Psychologists can help identify the essential “levers” governments need to address the coronavirus crisis, argued Stephen Reicher, professor of social psychology at the University of St Andrews, who has been advising the Scottish and UK governments during the pandemic.
As a member of both the Scottish Government COVID-19 Advisory Group and the UK-wide Independent Scientific Pandemic Influenza Group on Behaviours (SPI-B), which provides input to the crucial UK government Scientific Advisory Group for Emergencies, Professor Reicher has been able to feed into public decision-making. But he has also joined forces with colleagues Jolanda Jetten, S. Alexander Haslam and Tegan Cruwys (all based in Australian institutions) and a wider team to distill their central ideas into a single volume: Together Apart: The Psychology of Covid-19 (SAGE Publishing). The proof version can be downloaded for free.
The book calls for a rejection of the “longstanding and influential tradition which views people as mentally frail, beset by biases, and unable to deal with uncertainty, complexity or stress” – and so needing to be “shielded from harsh truths, and shepherded by a paternalistic government”. On concrete issues such as wearing masks, it cites evidence that “If you wear them properly and dispose of them carefully, they probably have a modestly positive effect”, but adds that the way people actually wear them “may do more harm than good”. So, as well as the medical data, we need extensive “behavioural investigation” by psychologists and studies of “all the impacts of mask wearing that go beyond the physical impact of the mask”.

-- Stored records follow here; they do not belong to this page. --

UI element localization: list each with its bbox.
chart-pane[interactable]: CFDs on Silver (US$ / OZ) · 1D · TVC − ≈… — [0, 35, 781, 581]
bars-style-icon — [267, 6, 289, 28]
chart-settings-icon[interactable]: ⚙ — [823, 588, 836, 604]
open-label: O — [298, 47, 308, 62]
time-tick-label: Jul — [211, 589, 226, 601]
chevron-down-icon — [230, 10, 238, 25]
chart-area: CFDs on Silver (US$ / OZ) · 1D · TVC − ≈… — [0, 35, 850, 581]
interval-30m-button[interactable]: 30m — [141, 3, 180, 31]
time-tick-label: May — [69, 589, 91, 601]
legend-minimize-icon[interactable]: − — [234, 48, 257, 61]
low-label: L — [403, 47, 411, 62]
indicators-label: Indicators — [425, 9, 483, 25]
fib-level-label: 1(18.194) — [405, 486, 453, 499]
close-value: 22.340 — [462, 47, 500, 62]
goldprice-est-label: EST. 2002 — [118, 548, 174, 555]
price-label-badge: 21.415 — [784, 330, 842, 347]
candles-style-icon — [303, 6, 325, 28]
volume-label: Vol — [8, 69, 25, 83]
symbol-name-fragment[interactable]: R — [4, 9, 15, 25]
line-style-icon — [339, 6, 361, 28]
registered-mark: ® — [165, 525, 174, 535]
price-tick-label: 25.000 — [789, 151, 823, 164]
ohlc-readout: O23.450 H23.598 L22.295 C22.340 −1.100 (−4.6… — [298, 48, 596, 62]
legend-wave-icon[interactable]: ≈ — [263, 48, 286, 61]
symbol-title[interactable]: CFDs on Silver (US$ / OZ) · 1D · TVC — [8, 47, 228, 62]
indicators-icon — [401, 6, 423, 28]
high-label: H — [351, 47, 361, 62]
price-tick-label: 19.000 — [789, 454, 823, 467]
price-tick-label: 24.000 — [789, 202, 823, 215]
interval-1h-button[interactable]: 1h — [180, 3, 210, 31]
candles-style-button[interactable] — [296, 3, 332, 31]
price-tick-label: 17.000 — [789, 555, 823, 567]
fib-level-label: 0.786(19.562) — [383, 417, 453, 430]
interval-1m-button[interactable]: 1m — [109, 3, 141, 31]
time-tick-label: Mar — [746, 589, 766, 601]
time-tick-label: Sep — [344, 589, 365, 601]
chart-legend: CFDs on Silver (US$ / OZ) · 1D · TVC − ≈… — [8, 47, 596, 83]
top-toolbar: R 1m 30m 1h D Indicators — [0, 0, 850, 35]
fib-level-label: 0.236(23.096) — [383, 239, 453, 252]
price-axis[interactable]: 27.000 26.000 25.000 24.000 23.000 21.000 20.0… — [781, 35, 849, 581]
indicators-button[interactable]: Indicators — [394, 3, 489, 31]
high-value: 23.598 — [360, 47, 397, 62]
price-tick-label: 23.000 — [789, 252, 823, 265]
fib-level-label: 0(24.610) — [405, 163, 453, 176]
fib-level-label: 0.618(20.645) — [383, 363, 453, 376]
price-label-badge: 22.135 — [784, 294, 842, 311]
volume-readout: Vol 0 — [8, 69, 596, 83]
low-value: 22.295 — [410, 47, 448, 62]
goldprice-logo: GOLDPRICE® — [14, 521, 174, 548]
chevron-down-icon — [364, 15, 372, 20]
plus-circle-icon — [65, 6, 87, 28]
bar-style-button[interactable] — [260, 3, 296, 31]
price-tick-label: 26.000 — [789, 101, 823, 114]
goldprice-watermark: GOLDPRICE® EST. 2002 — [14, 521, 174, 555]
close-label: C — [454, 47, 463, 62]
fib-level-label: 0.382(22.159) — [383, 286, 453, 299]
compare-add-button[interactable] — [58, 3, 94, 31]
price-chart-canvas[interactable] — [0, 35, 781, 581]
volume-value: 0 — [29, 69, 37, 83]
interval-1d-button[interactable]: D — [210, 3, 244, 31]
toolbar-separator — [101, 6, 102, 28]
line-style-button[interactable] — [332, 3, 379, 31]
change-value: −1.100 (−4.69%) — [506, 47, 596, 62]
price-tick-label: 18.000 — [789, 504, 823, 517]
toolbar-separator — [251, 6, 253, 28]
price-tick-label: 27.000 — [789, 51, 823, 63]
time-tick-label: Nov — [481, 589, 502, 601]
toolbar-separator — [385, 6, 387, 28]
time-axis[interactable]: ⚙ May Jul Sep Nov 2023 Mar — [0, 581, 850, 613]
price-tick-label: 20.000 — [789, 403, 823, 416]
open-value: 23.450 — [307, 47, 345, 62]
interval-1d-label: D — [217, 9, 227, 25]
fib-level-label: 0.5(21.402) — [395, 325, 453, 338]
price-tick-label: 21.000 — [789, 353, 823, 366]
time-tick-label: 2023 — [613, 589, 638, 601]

Together Apart also incorporates a research project, begun in March this year, which collected data from 1,700 people in order to study “the psychology of those who mistrust the official government advice on Covid-19”.
There is a long tradition of “crowd psychology”, Professor Reicher said, which “sees the group as problematic”, as something that “undermines us at a cognitive and moral level”. This can be traced back to “the fears of the elite [during] the rise of industrial and mass society in the 19th century”, but it remained “alive in media and popular representations of crowds – in talk about ‘mad mobs’ and the notion that when people get together they behave in mindless and emotional ways”.
All this, in Professor Reicher’s view, was fundamentally wrong. The development of what is known as social identity theory since the 1970s had made it clear that “collective psychology is our greatest asset: we will get through things together in collective ways, at the level of social identity rather than individual interests”. Studies of behaviour during the coronavirus had confirmed that “people have been staying at home, even when they have been suffering considerably, because they were acting for the good of the community”, he added.
Academic psychology has recently faced criticism that its findings are hard to replicate and often based on small-scale experiments using Western (and generally American) students as subjects. So is it not opportunistic for psychologists to claim they can help policymakers at a time of crisis?
For the past two decades, Professor Reicher replied, he and his colleague John Drury, professor of social psychology at the University of Sussex, had been producing research on disasters, including the London bombings, floods and earthquakes, which challenges “the notion of panic, the idea of irrational collective behaviour in a disaster...Most of the literature shows that people don’t just behave emotionally, and in an uncontrolled and excessive way. People begin to cohere and help each other and even help strangers.”
In helping policymakers tackle the coronavirus, therefore, psychologists could now draw on “a very strong evidence base and probably tens of thousands of publications”.
One aspect of serving on the SPI-B advisory group, Professor Reicher went on, was that different kinds of social scientist could learn from each other, with psychology as “the linchpin which articulates between the social and the individual”. The social identity approach, he believed, has helped economists rethink the whole notion of self-interest and see that “acting for others is not an abnegation or denial of the self [but] comes from an extension of the self”.
Yet Professor Reicher acknowledged that psychologists had sometimes been hubristic and should flag up for policymakers “the variables which are critical in terms of achieving something, the levers we want to use” rather than giving firm predictions.
“Sometimes we know and understand the processes but do not know how to effect those processes,” he reflected. “People actively interpret the messages you give them. You are dealing with the complexity and slipperiness of sense-making and trying to alter that.”